Book Review: Billy Bird

Fiction Book Review: Billy Bird by Emma Neale  

Emma Neale’s latest novel Billy Bird (Penguin Random House NZ 2016) is a bouncing, despairing examination of a loving family under stress. 

Into the warm circle created by Iris and Liam, and their small son Billy, comes Jason (Jace). Jace’s father, Liam’s brother, has cracked with the pain of his wife’s death from cancer, and has committed suicide. Iris and Liam take Jace in, and gradually their careful, sensitive love helps him to heal. Jace becomes their older son/nephew and Billy’s older brother/cousin. Then Jace dies. He is showing off on his bike, trying to make a girl laugh, and a car comes around the corner.

All three buckle. Billy takes refuge in a fantasy world where he is a bird, and as his parents struggle and fail to find an equilibrium, his bird-self becomes his preferred reality. Iris and Liam have no clue how to handle this.

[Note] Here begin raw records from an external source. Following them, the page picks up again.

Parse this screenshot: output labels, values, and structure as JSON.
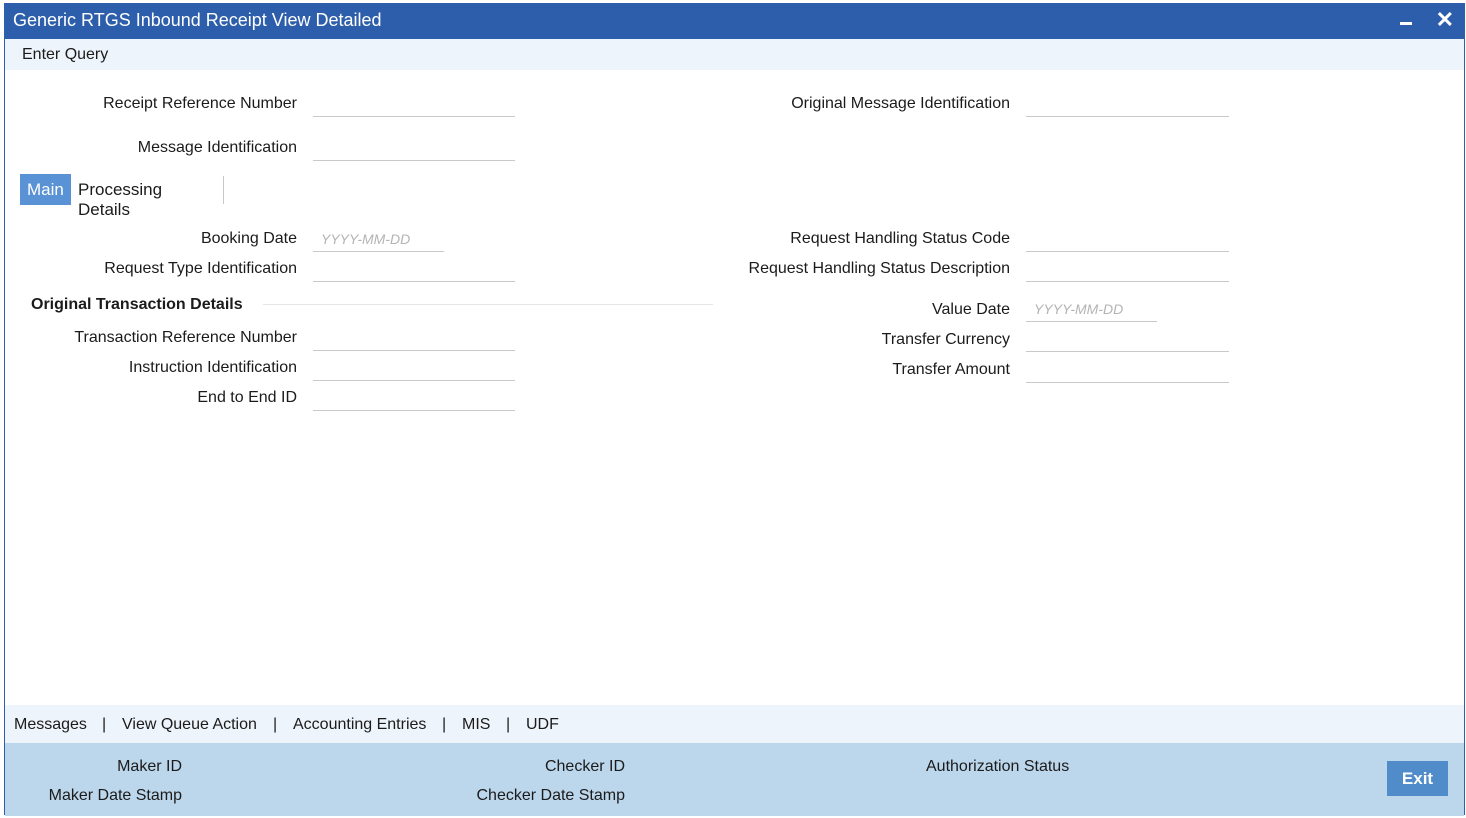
{
  "window": {
    "title": "Generic RTGS Inbound Receipt View Detailed",
    "close_glyph": "✕"
  },
  "toolbar": {
    "enter_query": "Enter Query"
  },
  "header_fields": {
    "receipt_reference_number": {
      "label": "Receipt Reference Number",
      "value": ""
    },
    "original_message_identification": {
      "label": "Original Message Identification",
      "value": ""
    },
    "message_identification": {
      "label": "Message Identification",
      "value": ""
    }
  },
  "tabs": [
    {
      "label": "Main",
      "active": true
    },
    {
      "label": "Processing Details",
      "active": false
    }
  ],
  "main": {
    "booking_date": {
      "label": "Booking Date",
      "placeholder": "YYYY-MM-DD"
    },
    "request_type_identification": {
      "label": "Request Type Identification",
      "value": ""
    },
    "request_handling_status_code": {
      "label": "Request Handling Status Code",
      "value": ""
    },
    "request_handling_status_description": {
      "label": "Request Handling Status Description",
      "value": ""
    },
    "section_title": "Original Transaction Details",
    "transaction_reference_number": {
      "label": "Transaction Reference Number",
      "value": ""
    },
    "instruction_identification": {
      "label": "Instruction Identification",
      "value": ""
    },
    "end_to_end_id": {
      "label": "End to End ID",
      "value": ""
    },
    "value_date": {
      "label": "Value Date",
      "placeholder": "YYYY-MM-DD"
    },
    "transfer_currency": {
      "label": "Transfer Currency",
      "value": ""
    },
    "transfer_amount": {
      "label": "Transfer Amount",
      "value": ""
    }
  },
  "footer_links": [
    "Messages",
    "View Queue Action",
    "Accounting Entries",
    "MIS",
    "UDF"
  ],
  "footer_separator": "|",
  "audit": {
    "maker_id": "Maker ID",
    "maker_date_stamp": "Maker Date Stamp",
    "checker_id": "Checker ID",
    "checker_date_stamp": "Checker Date Stamp",
    "authorization_status": "Authorization Status",
    "exit_label": "Exit"
  },
  "colors": {
    "titlebar": "#2d5eab",
    "active_tab": "#5a92d6",
    "audit_bar": "#bcd6ec",
    "exit_button": "#4f8cc9"
  }
}
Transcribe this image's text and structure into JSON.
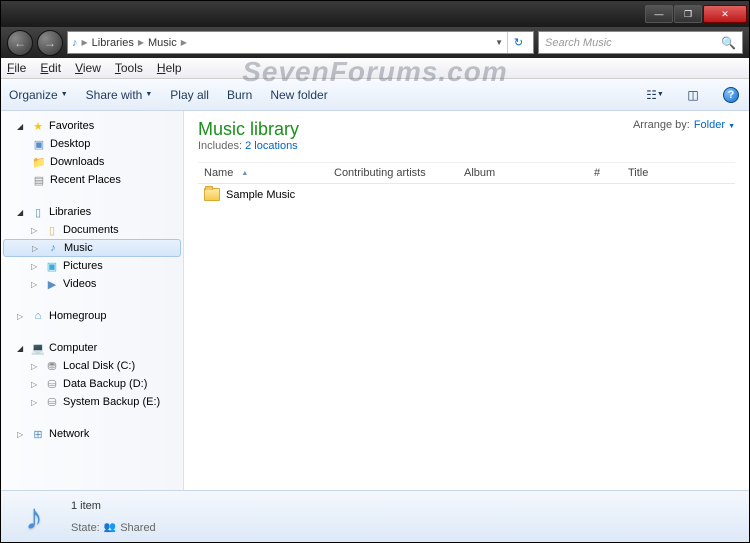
{
  "watermark": "SevenForums.com",
  "titlebar": {
    "min": "—",
    "max": "❐",
    "close": "✕"
  },
  "nav": {
    "back": "←",
    "forward": "→"
  },
  "address": {
    "icon": "♪",
    "segments": [
      "Libraries",
      "Music"
    ],
    "refresh": "↻"
  },
  "search": {
    "placeholder": "Search Music",
    "icon": "🔍"
  },
  "menubar": {
    "file": "File",
    "edit": "Edit",
    "view": "View",
    "tools": "Tools",
    "help": "Help"
  },
  "toolbar": {
    "organize": "Organize",
    "share": "Share with",
    "playall": "Play all",
    "burn": "Burn",
    "newfolder": "New folder",
    "help": "?"
  },
  "sidebar": {
    "favorites": {
      "label": "Favorites",
      "items": [
        {
          "label": "Desktop",
          "icon": "desk"
        },
        {
          "label": "Downloads",
          "icon": "dl"
        },
        {
          "label": "Recent Places",
          "icon": "recent"
        }
      ]
    },
    "libraries": {
      "label": "Libraries",
      "items": [
        {
          "label": "Documents",
          "icon": "doc"
        },
        {
          "label": "Music",
          "icon": "mus",
          "selected": true
        },
        {
          "label": "Pictures",
          "icon": "pic"
        },
        {
          "label": "Videos",
          "icon": "vid"
        }
      ]
    },
    "homegroup": {
      "label": "Homegroup"
    },
    "computer": {
      "label": "Computer",
      "items": [
        {
          "label": "Local Disk (C:)",
          "icon": "drive"
        },
        {
          "label": "Data Backup (D:)",
          "icon": "drive"
        },
        {
          "label": "System Backup (E:)",
          "icon": "drive"
        }
      ]
    },
    "network": {
      "label": "Network"
    }
  },
  "library": {
    "title": "Music library",
    "includes_label": "Includes:",
    "includes_link": "2 locations",
    "arrange_label": "Arrange by:",
    "arrange_value": "Folder"
  },
  "columns": {
    "name": "Name",
    "artist": "Contributing artists",
    "album": "Album",
    "num": "#",
    "title": "Title"
  },
  "files": [
    {
      "name": "Sample Music",
      "type": "folder"
    }
  ],
  "status": {
    "count": "1 item",
    "state_label": "State:",
    "state_value": "Shared"
  }
}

I could not put this book down. I quickly came to care about these skilfully-drawn, recognisable people, and worried about them sufficiently to put the rest of life on hold while I travelled their path with them. They are easy to love. It is easy to have faith in them, to relate to their clumsy good intentions, their fragility, and the fragility and strength of their love. The heartbreak is real. And as in real life, there’s also laughter, where rollicking farce and the undiplomatic wit of a child offer humour at unseemly moments. There’s a budgie that barks like a dog. Iris and Liam make unashamed corny jokes that made me laugh, because I was so much on the inept joker’s side, and appreciated the courage behind the attempt.

Every character, main and minor, steps up in full human complexity, but Billy is a gem. Neale takes the reader into the intimate folds of each person’s mind, and so we know Billy’s not crazy. His bird-self makes a kind of sense, when you can follow his thinking and feeling. The other characters don’t have this privileged access. For his parents, and for his teachers, this could be a child falling over an edge. Iris and Liam are also on their own narrow ledges, and try to cope in ways not too dissimilar to Billy’s, but they use strategies that are more socially acceptable; they hide behind personae less beautiful, less creative, and with as much or as little success.

As in her poetry, Emma Neale is an insightful, compassionate writer. She is also honest. Catastrophe happens and not everyone survives. Afterwards, healing is difficult and needs time and patience. But the world she portrays is a good place. People mean well and, largely, do their best. Sometimes, they need help, but help can be found. I closed the book feeling that it was, among other things, a rich exploration of love and the multiple ways it works in society. This story has faith in love, even when it fails, because people, including children, keep trying to find a way.